StatPearls [Internet].
Persevering with Schooling Exercise
Calcium gluconate is a medicine used within the administration of hypocalcemia, cardiac arrest and cardiotoxicity as a result of hyperkalemia or hypermagnesemia. It’s categorized as a calcium salt. This exercise outlines the indications, motion, and contraindications for calcium gluconate as a useful agent within the administration of hypocalcemia, cardiac arrest, cardiotoxicity as a result of hyperkalemia or hypermagnesemia and different problems as relevant. This exercise will spotlight the mechanism of motion, antagonistic occasions, and different key components (e.g., off-label makes use of, dosing, pharmacodynamics, monitoring, related interactions). The exercise is pertinent for members of the healthcare staff who’re engaged within the administration of hypocalcemia, cardiac arrest, cardiotoxicity as a result of hyperkalemia or hypermagnesemia and associated circumstances.

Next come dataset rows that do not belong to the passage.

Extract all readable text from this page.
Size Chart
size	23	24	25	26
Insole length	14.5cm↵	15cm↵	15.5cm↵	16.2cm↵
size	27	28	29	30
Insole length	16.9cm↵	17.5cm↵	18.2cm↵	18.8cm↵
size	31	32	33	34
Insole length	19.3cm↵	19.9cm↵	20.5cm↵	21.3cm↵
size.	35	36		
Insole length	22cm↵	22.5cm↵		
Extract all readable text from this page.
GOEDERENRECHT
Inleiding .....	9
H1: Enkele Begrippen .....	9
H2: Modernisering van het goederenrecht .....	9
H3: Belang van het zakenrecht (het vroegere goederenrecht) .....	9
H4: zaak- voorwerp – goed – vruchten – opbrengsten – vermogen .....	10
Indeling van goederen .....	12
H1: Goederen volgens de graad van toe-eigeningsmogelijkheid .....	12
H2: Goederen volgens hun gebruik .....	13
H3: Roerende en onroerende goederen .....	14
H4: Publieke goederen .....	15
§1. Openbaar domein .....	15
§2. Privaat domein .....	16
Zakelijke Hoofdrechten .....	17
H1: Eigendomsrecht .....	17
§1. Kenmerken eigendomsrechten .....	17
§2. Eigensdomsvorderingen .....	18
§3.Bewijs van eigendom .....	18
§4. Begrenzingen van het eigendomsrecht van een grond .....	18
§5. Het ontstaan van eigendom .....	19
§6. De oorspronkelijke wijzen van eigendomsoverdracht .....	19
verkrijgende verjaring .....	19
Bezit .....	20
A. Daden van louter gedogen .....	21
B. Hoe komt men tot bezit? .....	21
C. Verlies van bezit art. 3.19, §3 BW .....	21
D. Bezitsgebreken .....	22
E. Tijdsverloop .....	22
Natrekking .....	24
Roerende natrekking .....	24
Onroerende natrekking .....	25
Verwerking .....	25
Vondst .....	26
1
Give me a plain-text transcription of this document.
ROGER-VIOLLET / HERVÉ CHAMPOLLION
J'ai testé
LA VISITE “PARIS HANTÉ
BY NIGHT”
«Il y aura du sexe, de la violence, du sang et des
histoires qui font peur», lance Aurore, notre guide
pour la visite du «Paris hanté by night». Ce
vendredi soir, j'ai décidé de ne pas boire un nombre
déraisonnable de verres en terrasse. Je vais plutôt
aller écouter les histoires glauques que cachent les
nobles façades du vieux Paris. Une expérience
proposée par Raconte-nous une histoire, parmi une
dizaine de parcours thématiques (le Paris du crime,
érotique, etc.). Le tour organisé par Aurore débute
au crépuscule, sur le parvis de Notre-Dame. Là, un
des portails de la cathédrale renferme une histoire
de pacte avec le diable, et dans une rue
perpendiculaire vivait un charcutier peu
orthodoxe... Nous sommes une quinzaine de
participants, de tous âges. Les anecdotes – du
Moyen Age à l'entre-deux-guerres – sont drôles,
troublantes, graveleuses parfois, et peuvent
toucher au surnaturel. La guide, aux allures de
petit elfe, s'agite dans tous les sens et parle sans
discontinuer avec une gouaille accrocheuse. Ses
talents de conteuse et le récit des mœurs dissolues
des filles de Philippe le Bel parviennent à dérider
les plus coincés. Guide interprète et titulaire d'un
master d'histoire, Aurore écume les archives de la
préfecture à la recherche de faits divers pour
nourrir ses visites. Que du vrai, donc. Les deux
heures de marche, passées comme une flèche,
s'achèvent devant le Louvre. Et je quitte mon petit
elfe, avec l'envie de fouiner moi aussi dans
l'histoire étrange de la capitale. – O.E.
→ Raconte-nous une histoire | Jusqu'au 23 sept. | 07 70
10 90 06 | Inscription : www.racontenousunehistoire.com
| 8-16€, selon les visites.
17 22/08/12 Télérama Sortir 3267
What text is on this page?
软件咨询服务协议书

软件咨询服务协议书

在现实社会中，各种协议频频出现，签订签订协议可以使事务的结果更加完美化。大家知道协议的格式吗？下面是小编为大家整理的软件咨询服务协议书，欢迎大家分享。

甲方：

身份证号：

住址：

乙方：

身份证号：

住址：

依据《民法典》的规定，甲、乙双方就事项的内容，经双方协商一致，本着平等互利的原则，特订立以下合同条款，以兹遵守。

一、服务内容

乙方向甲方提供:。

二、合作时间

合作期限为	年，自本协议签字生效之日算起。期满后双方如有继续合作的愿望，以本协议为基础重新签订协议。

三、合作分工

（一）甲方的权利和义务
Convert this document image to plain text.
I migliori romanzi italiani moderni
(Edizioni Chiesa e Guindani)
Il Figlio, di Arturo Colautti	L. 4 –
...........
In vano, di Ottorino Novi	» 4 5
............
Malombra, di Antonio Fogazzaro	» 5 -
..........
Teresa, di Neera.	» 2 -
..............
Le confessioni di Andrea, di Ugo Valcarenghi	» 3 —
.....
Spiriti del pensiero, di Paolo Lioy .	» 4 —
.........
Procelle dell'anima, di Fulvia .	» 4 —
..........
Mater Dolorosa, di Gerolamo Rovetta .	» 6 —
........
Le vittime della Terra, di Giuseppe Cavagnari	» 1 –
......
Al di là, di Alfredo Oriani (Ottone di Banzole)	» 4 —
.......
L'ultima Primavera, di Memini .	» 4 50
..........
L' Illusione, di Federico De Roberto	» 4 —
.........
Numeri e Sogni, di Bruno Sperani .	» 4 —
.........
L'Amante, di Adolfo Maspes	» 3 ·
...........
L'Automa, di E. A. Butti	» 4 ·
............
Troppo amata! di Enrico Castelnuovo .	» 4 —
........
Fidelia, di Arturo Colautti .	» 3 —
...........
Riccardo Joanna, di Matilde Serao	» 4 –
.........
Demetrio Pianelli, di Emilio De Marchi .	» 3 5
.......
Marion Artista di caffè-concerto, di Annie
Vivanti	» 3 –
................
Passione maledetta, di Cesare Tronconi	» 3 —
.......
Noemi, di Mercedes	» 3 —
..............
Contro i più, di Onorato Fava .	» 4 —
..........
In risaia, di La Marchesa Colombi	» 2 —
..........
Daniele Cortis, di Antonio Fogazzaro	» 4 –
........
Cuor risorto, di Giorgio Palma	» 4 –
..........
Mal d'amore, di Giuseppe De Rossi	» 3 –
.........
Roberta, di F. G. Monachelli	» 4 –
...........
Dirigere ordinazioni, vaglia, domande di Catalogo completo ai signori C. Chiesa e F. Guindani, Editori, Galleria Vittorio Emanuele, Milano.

Goals:Assessment the mechanism of motion and administration of calcium gluconate as a therapy.Determine indications the place calcium gluconate has a medical function.Summarize the dosing parameters for calcium gluconate remedy.Define interprofessional staff methods for enhancing care coordination and communication when utilizing calcium gluconate in relevant medical eventualities.Earn persevering with schooling credit (CME/CE) on this matter.
Indications
Calcium gluconate is the calcium salt of gluconic acid. Gluconic acid is an oxidation product of glucose. There’s 93 mg of elemental calcium in a ten ml ampoule of 10% calcium gluconate. As compared, there may be 272 mg of elemental calcium in a ten mL of 10% resolution of calcium chloride, one other calcium salt. Calcium gluconate is usually most well-liked over calcium chloride as a result of decrease the chance of tissue necrosis if the fluid is extravasated.[1]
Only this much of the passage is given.